Liver cirrhosis plus portal vein occlusion resulted in hyperammonemia. Blood ammonia levels were increased in placebo-treated cirrhotic rats compared to placebo-treated controls (284 ± 29 μmol/L vs 144 ± 47 μmol/L; P = 0.007). Rifaximin treatment improved ammonemia in cirrhotic rats, reducing ammonia to levels similar to those observed in rifaximin-treated controls (205 ± 47 μmol/L vs 128 ± 37 μmol/L; P = 0.122). By contrast, IFG-1 treatment failed to reduce plasma ammonia levels, which remained significantly increased compared to those observed in controls (323 ± 58 μmol/L vs 142 ± 35 μmol/L; P = 0.004; Figure 1).

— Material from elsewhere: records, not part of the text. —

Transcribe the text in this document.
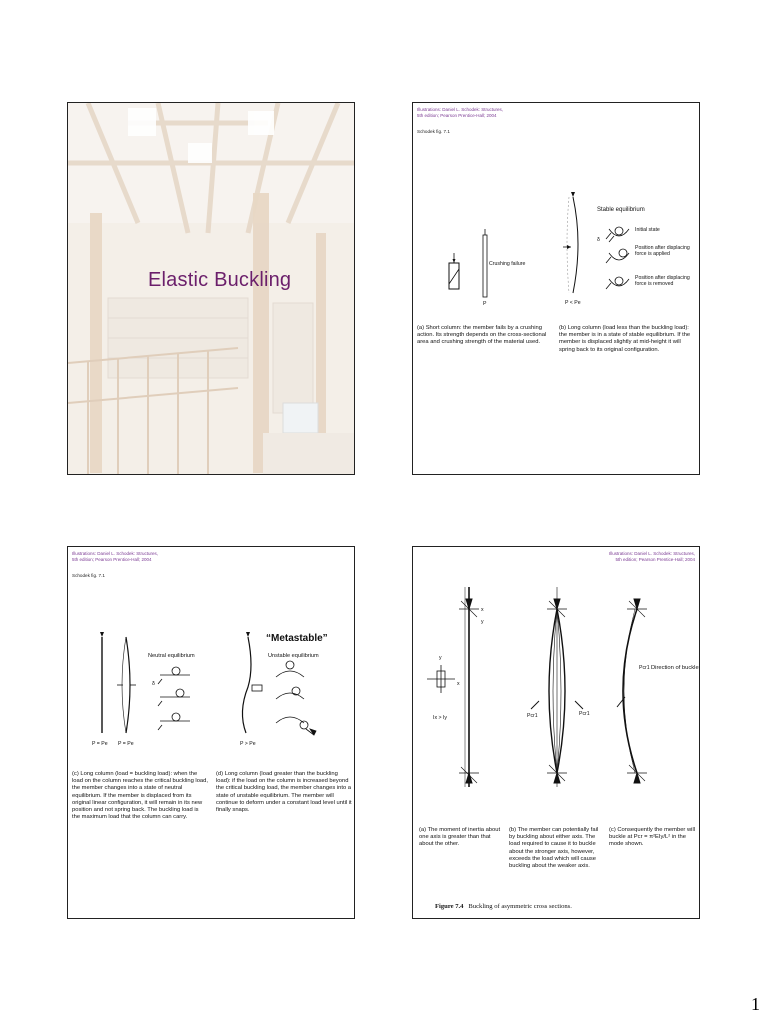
Elastic Buckling
Illustrations: Daniel L. Schodek: Structures,
5th edition; Pearson Prentice-Hall; 2004
Schodek fig. 7.1
Crushing failure
P	P < Pe
Stable equilibrium
Initial state
δ
Position after displacing force is applied
Position after displacing force is removed
(a) Short column: the member fails by a crushing action. Its strength depends on the cross-sectional area and crushing strength of the material used.
(b) Long column (load less than the buckling load): the member is in a state of stable equilibrium. If the member is displaced slightly at mid-height it will spring back to its original configuration.
Illustrations: Daniel L. Schodek: Structures,
5th edition; Pearson Prentice-Hall; 2004
Schodek fig. 7.1
“Metastable”
Neutral equilibrium	Unstable equilibrium
δ
P = Pe P = Pe	P > Pe
(c) Long column (load = buckling load): when the load on the column reaches the critical buckling load, the member changes into a state of neutral equilibrium. If the member is displaced from its original linear configuration, it will remain in its new position and not spring back. The buckling load is the maximum load that the column can carry.
(d) Long column (load greater than the buckling load): if the load on the column is increased beyond the critical buckling load, the member changes into a state of unstable equilibrium. The member will continue to deform under a constant load level until it finally snaps.
Illustrations: Daniel L. Schodek: Structures,
5th edition; Pearson Prentice-Hall; 2004
x
y
y
x
Ix > Iy	Pcr1	Pcr1
Pcr1 Direction of buckle
(a) The moment of inertia about one axis is greater than that about the other.
(b) The member can potentially fail by buckling about either axis. The load required to cause it to buckle about the stronger axis, however, exceeds the load which will cause buckling about the weaker axis.
(c) Consequently the member will buckle at Pcr = π²EIy/L² in the mode shown.
Figure 7.4 Buckling of asymmetric cross sections.
1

Similarly to ammonemia, brain ammonia levels were significantly higher in placebo-treated cirrhotic rats than in placebo-treated controls (0.38 ± 0.03 mmol/kg vs 0.22 ± 0.01 mmol/kg; P = 0.006). Rifaximin treatment normalized brain ammonia levels in cirrhosis, yielding values similar to those observed in rifaximin-treated control rats (0.27 ± 0.03 mmol/kg vs 0.24 ± 0.03 mmol/kg; P = 0.429). Again, IGF-1 treatment was ineffective; brain ammonia levels in IGF-1-treated cirrhotic rats were significantly higher than those in controls (0.35 ± 0.04 mmol/kg vs 0.25 ± 0.02 mmol/kg; P = 0.039; Figure 2).
Further analysis of these results (Figure 3) showed that AUCs after oral glutamine-challenge tests were significantly increased in placebo and IGF-1 treatments in cirrhotic rats compared with each control group (3770 ± 501 vs 2419 ± 501; P = 0.043 and 5216 ± 1144 vs 2120 ± 428; P = 0.021). By contrast, the AUC in rifaximin-treated cirrhotic rats was similar to that observed in controls (3310 ± 870 vs 2525 ± 302; P = 0.240).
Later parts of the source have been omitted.